Le TOTY (Team of the Year) est censé être le moment le plus excitant de l’année sur FC/FIFA : cartes surboostées, packs spéciaux, menus chargés, grind à fond. Pourtant, cette année, une partie de la communauté ressort avec un sentiment de frustration : poids des packs décevant, évolutions moins intéressantes, confusion autour des compensations et SBC très chères.
Dans un live YouTube/Twitch axé sur le crafting TOTY, un streamer francophone/allemand partage sans filtre son ressenti : reconnaissance de sa communauté plutôt que la chasse aux vues, critique constructive d’EA, conseils pour mieux gérer son temps et son argent, et surtout une vision plus saine du jeu. Cet article reprend et restructure ces idées pour vous offrir une analyse claire et des conseils pratiques pour mieux vivre le TOTY sur FC 24 (et les prochains).

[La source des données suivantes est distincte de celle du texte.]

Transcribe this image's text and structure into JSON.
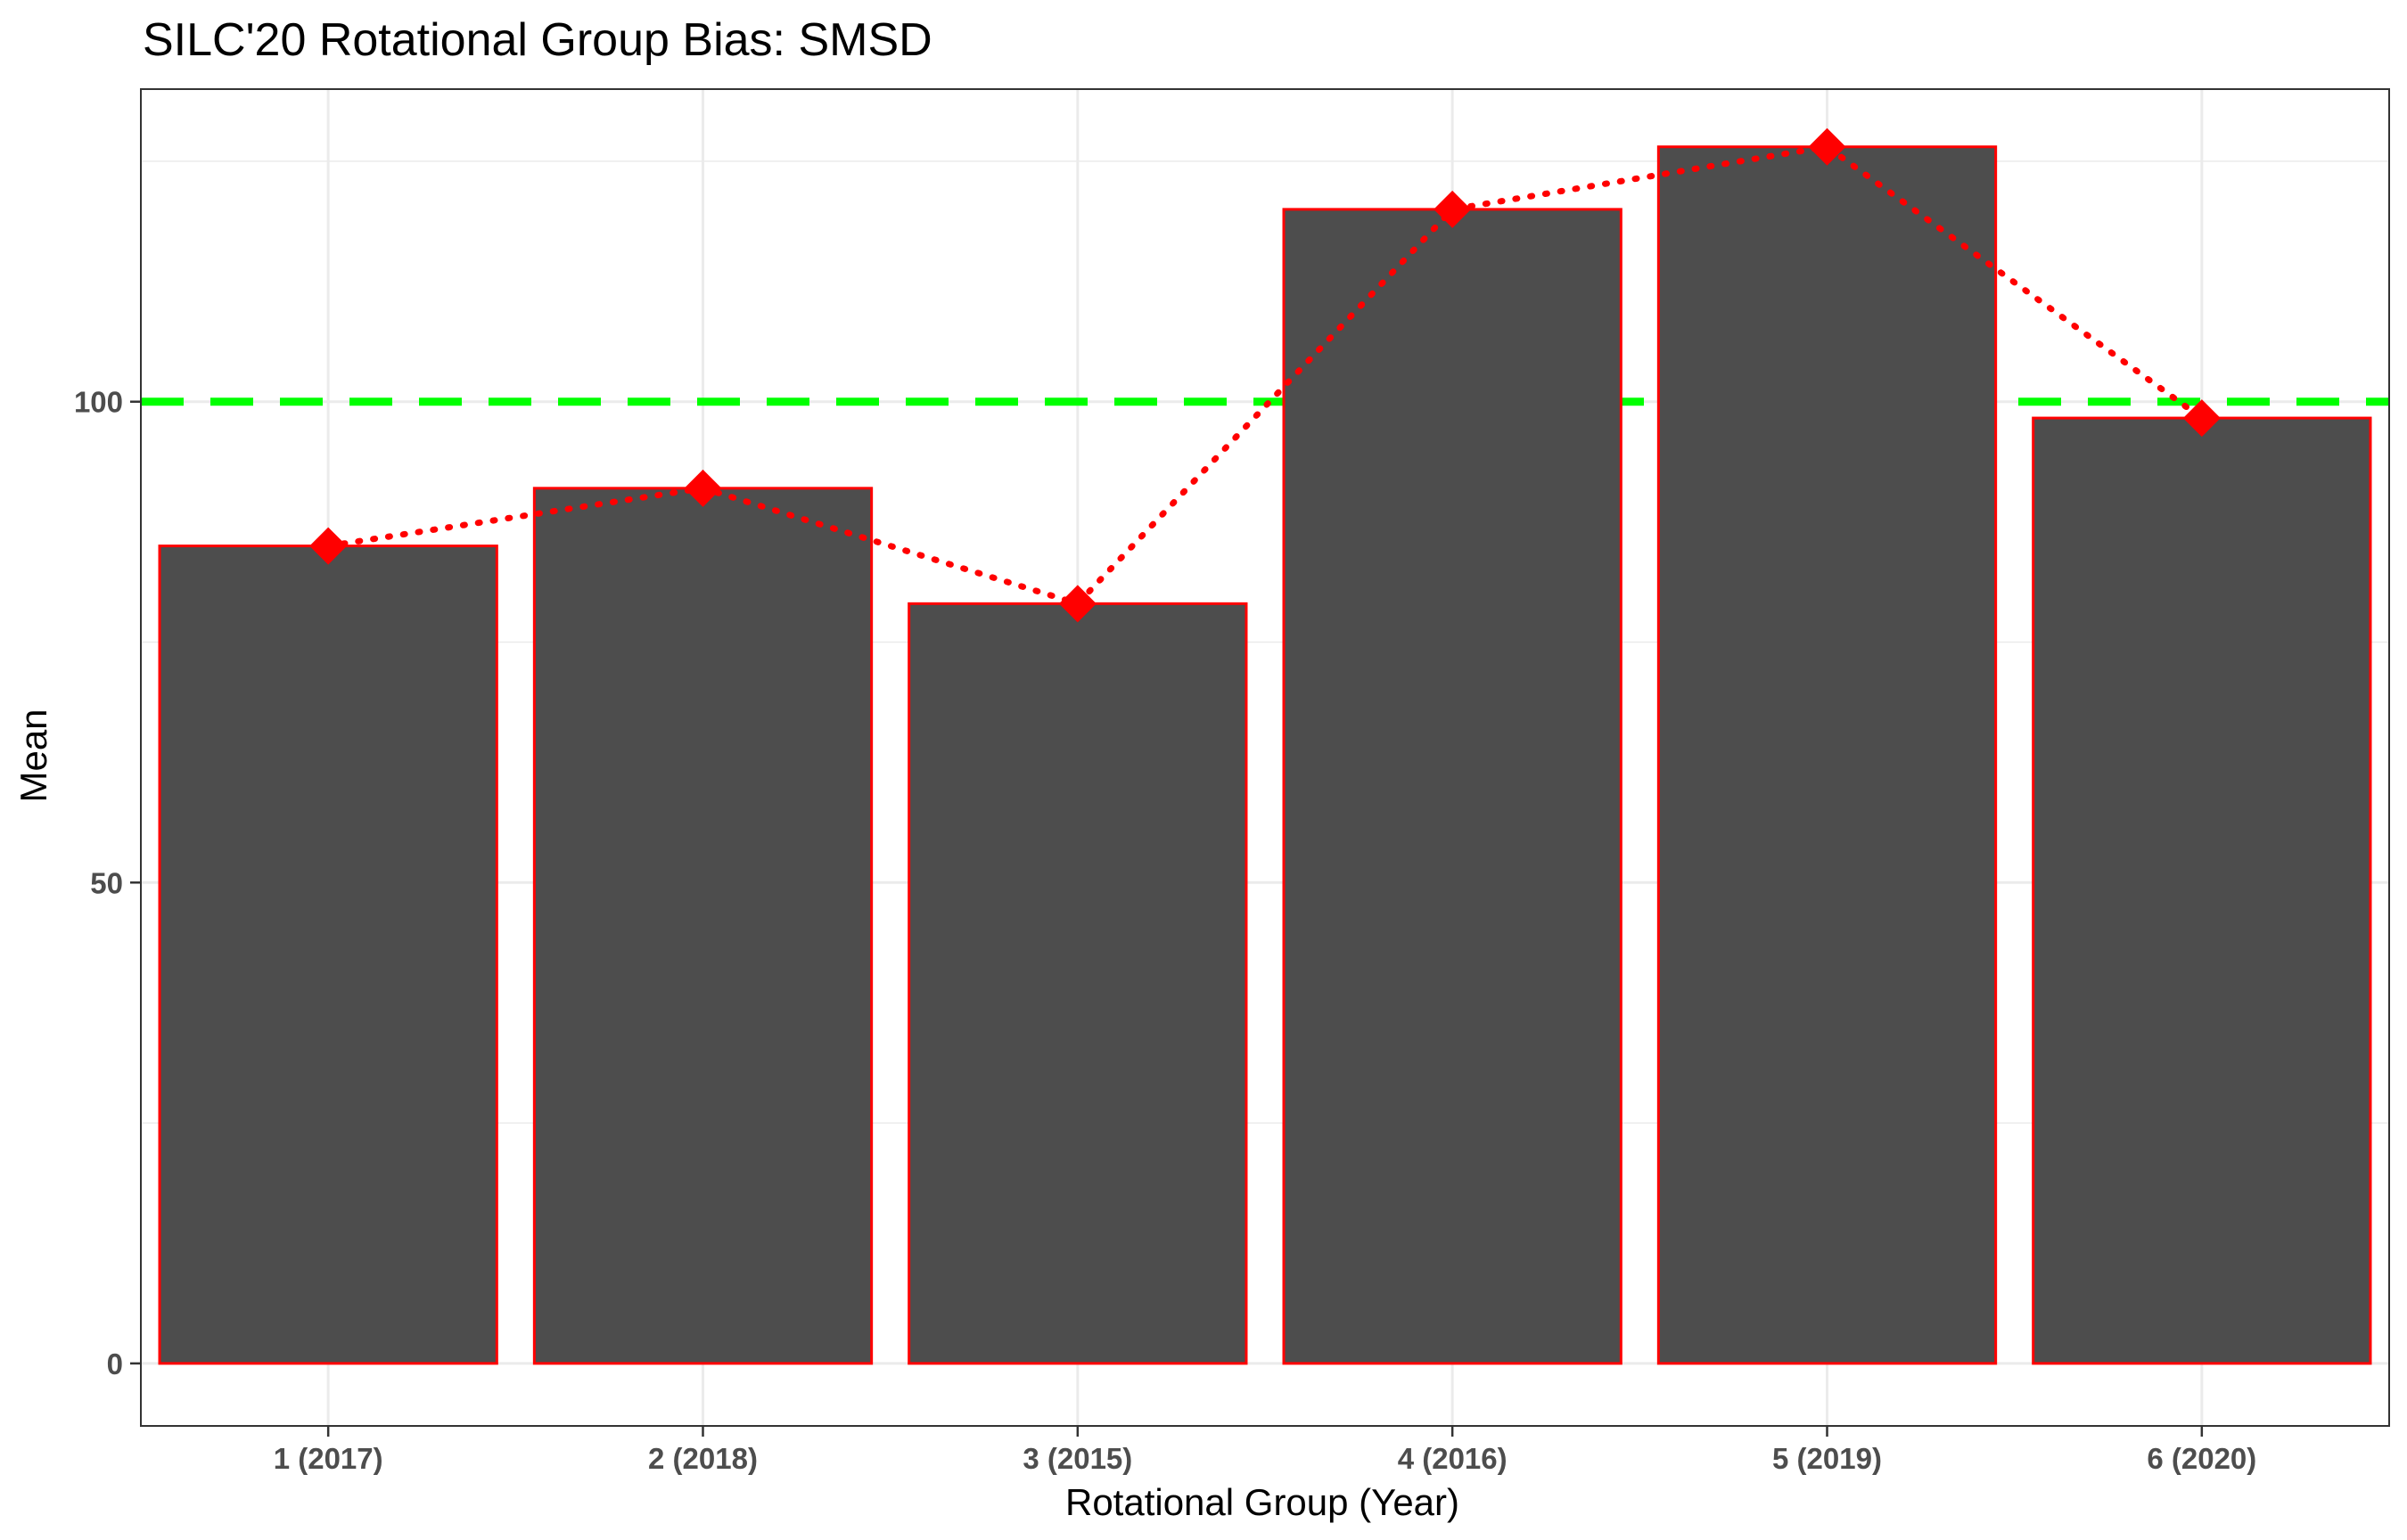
{
  "chart_data": {
    "type": "bar",
    "title": "SILC'20 Rotational Group Bias: SMSD",
    "xlabel": "Rotational Group (Year)",
    "ylabel": "Mean",
    "categories": [
      "1 (2017)",
      "2 (2018)",
      "3 (2015)",
      "4 (2016)",
      "5 (2019)",
      "6 (2020)"
    ],
    "values": [
      85,
      91,
      79,
      120,
      126.5,
      98.3
    ],
    "ylim": [
      -6.5,
      132.5
    ],
    "yticks": [
      0,
      50,
      100
    ],
    "reference_line": {
      "value": 100,
      "style": "dashed",
      "color": "#00ff00"
    },
    "overlay_line": {
      "style": "dotted",
      "color": "#ff0000",
      "marker": "diamond",
      "values": [
        85,
        91,
        79,
        120,
        126.5,
        98.3
      ]
    },
    "bar_fill": "#4d4d4d",
    "bar_outline": "#ff0000",
    "grid": true,
    "legend": "none"
  }
}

Le live démarre simplement : test de son, check de la qualité d’image, accueil de la communauté l’après-midi. Le streamer explique qu’il est en simultané sur YouTube et qu’il veut passer environ deux heures à parler de FC/FIFA, à faire un peu de craft TOTY et à échanger avec le chat.
Ce qui ressort fortement, c’est sa priorité à la communauté :
Ce contexte est important : il permet de replacer le débat TOTY dans un cadre plus sain. Oui, il y a des problèmes de contenu et de communication, mais le but reste de passer un bon moment en jouant et en discutant.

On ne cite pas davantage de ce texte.